By default this stage allows Auto mode of partitioning. The best partitioning is based on the operating mode of this stage and preceding stage. If the aggregator is operating in sequential mode it will first collect the data and before writing it to the file using the default Auto collection method. If the aggregator is in parallel mode then we can put any type of partitioning in the drop down list of partitioning tab. Generally auto or hash can be used.
RE: Which partition we have to used for Aggregate Stag...
I think the above answer is a little misleading. Most of the time you'll be using aggr. stage in parallel mode. Now if you use the auto partioning mode it doesnt indicate that the key columns that you are grouping on will lie in the same partition. Thus the result will not be useful for this aggregation.
1) Identify the grouping keys you want to aggregate on. 2) In a stage prior to aggr. Do a hash partition on the grouping keys.
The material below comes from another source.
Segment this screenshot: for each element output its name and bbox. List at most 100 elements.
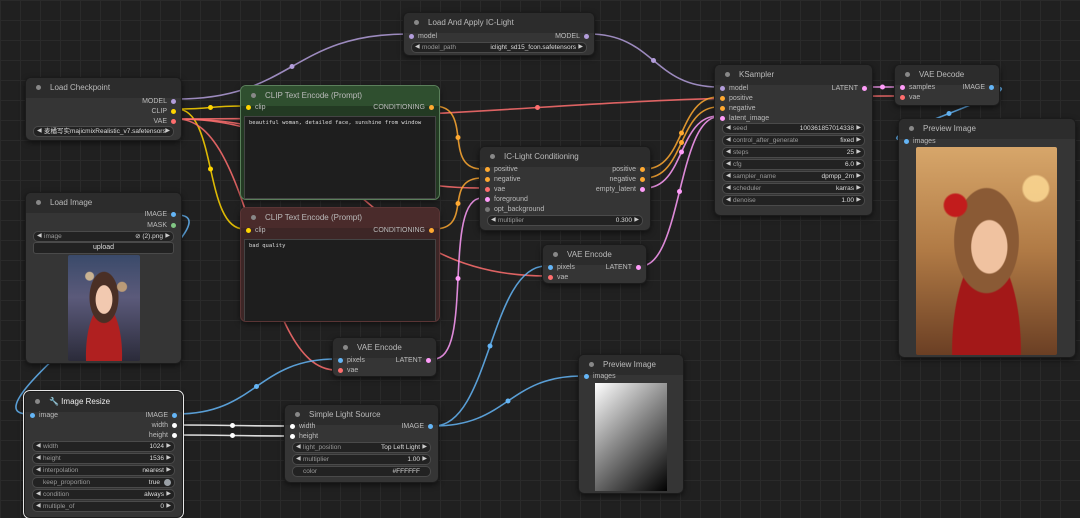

This will ensure that all the similiar group keys lie in a particular partition. 3) Now the result of partition will be appropriate. 4) I even think the entire partition method can be usefull But it will be slightly higher overhead as compared to hash partitioning.
RE: Which partition we have to use for Aggregate Stage in parallel jobs ?
Its always preferable & appropriate that we must use a sort stage beore aggregate stage. Hence based on the aggregate logic we should sort the incoming data by using hash partintion on keys.
Then we can use same partition on Aggregate stage.